Skip to content

Databricks

Databricks is a unified data analytics platform that provides a collaborative environment for data scientists, data engineers, and business analysts. It is built on top of Apache Spark, which makes it easy to scale and process big data workloads.

Bruin supports Databricks as a data platform.

Connection

In order to work with Databricks you can add as a configuration item to connections in the .bruin.yml file complying with the following schema:

yaml
    connections:
      databricks:
        - name: "connection_name"
          token: "your-databricks-token"
          path: "your-databricks-endpoint-path"
          host: "your-databricks-host"
          port: "your-databricks-port"
          catalog: "your-databricks-catalog"
          schema: "your-databricks-schema"

Databricks Assets

databricks.sql

Runs a materialized Databricks asset or a Databricks SQL script. For detailed parameters, you can check Definition Schema page.

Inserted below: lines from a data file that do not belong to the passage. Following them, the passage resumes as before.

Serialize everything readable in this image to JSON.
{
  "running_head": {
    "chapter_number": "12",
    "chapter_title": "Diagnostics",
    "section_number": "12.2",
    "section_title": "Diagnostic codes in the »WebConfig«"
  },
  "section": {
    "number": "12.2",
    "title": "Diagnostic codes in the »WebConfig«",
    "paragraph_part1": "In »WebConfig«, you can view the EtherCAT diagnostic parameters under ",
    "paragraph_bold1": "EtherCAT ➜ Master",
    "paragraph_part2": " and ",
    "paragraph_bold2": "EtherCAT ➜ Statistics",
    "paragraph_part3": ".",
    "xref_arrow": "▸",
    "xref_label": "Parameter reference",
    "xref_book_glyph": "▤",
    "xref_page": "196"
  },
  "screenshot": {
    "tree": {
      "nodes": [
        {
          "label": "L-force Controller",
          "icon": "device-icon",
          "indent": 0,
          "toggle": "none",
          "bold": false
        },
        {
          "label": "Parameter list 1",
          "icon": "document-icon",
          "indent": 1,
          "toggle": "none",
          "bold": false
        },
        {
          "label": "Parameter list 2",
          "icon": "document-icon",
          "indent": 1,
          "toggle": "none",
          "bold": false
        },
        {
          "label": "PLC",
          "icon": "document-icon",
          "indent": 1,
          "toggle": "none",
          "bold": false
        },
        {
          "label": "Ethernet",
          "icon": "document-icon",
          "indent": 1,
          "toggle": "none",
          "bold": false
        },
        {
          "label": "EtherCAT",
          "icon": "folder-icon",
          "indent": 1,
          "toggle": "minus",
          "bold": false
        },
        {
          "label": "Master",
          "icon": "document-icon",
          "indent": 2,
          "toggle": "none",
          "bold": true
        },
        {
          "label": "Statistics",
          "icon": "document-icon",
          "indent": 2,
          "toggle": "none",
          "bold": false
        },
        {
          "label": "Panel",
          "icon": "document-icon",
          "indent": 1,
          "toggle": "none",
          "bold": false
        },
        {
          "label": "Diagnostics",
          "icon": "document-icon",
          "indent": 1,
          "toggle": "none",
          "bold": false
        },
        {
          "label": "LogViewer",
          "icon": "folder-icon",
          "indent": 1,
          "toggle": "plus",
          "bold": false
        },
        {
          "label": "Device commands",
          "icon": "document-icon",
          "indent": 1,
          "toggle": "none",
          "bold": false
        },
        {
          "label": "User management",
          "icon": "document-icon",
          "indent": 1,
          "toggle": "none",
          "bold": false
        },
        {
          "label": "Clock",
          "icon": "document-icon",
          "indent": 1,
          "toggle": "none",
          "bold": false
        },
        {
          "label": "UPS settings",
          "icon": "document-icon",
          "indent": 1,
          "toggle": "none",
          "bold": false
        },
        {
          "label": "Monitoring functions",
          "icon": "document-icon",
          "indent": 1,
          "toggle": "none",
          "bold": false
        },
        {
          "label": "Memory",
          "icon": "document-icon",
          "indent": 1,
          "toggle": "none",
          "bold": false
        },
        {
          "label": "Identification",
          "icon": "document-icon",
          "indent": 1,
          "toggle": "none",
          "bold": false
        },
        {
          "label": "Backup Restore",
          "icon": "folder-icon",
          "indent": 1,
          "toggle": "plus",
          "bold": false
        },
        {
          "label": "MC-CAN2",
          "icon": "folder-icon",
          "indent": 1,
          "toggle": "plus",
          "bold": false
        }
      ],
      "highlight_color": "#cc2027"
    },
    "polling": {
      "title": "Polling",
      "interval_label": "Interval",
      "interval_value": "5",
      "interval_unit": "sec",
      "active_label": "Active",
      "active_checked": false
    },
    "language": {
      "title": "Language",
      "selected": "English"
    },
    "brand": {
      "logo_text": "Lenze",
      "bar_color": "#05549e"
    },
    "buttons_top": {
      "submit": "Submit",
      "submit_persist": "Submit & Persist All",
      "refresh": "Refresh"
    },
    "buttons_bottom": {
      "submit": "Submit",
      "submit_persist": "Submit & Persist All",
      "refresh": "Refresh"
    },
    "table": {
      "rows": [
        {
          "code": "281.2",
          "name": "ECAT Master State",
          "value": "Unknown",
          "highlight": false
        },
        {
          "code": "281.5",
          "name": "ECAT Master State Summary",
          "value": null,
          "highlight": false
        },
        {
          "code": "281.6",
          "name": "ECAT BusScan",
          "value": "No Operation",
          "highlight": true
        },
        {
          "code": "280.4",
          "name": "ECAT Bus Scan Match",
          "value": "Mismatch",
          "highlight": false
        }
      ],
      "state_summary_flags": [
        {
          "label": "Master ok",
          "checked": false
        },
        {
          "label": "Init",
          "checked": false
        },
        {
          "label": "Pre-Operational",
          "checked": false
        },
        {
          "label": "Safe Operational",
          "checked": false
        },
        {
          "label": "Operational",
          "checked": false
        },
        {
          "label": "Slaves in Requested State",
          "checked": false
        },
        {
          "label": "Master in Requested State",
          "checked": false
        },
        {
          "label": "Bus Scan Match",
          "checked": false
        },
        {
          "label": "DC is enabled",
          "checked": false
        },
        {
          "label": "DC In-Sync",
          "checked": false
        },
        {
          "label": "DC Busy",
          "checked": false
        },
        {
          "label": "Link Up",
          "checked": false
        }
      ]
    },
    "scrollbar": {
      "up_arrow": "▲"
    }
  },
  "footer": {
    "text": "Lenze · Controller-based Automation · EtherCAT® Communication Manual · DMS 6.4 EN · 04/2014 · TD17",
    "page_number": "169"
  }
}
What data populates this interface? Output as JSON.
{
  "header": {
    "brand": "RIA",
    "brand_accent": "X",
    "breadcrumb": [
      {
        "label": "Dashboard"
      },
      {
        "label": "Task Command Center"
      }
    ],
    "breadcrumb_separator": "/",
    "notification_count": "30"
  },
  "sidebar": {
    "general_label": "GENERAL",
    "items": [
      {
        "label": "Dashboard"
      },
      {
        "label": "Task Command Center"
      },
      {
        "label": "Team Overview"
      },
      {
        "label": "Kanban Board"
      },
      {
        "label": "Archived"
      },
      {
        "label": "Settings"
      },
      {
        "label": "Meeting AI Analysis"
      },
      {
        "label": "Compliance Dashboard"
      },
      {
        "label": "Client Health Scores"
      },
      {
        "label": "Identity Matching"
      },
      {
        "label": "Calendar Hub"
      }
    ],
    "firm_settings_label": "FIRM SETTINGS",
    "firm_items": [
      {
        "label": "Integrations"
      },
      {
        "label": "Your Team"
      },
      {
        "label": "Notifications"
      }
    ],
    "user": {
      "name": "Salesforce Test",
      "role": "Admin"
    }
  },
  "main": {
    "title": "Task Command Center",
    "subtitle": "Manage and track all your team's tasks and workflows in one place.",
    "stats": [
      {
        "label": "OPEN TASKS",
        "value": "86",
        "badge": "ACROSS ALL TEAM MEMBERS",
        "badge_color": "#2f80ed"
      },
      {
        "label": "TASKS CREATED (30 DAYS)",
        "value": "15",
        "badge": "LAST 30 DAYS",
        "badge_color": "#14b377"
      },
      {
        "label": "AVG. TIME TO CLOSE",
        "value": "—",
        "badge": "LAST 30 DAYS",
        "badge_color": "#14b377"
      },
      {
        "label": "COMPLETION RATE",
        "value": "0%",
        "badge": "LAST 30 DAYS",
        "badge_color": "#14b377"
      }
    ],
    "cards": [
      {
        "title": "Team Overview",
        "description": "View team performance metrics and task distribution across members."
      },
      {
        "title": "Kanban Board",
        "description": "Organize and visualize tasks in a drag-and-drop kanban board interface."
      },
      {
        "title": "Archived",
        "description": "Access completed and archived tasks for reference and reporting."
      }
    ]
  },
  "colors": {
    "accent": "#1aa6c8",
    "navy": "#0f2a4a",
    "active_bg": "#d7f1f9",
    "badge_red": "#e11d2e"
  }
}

Example: Create a table using table materialization

bruinsql
/* @bruin
name: events.install
type: databricks.sql
materialization:
    type: table
@bruin */

select user_id, ts, platform, country
from analytics.events
where event_name = "install"

Example: Run a script

bruinsql
/* @bruin
name: events.install
type: databricks.sql
@bruin */

create temp table first_installs as
select 
    user_id, 
    min(ts) as install_ts,
    min_by(platform, ts) as platform,
    min_by(country, ts) as country
from analytics.events
where event_name = "install"
group by 1;

create or replace table events.install
select
    user_id, 
    i.install_ts,
    i.platform, 
    i.country,
    a.channel,
from first_installs as i
join marketing.attribution as a
    using(user_id)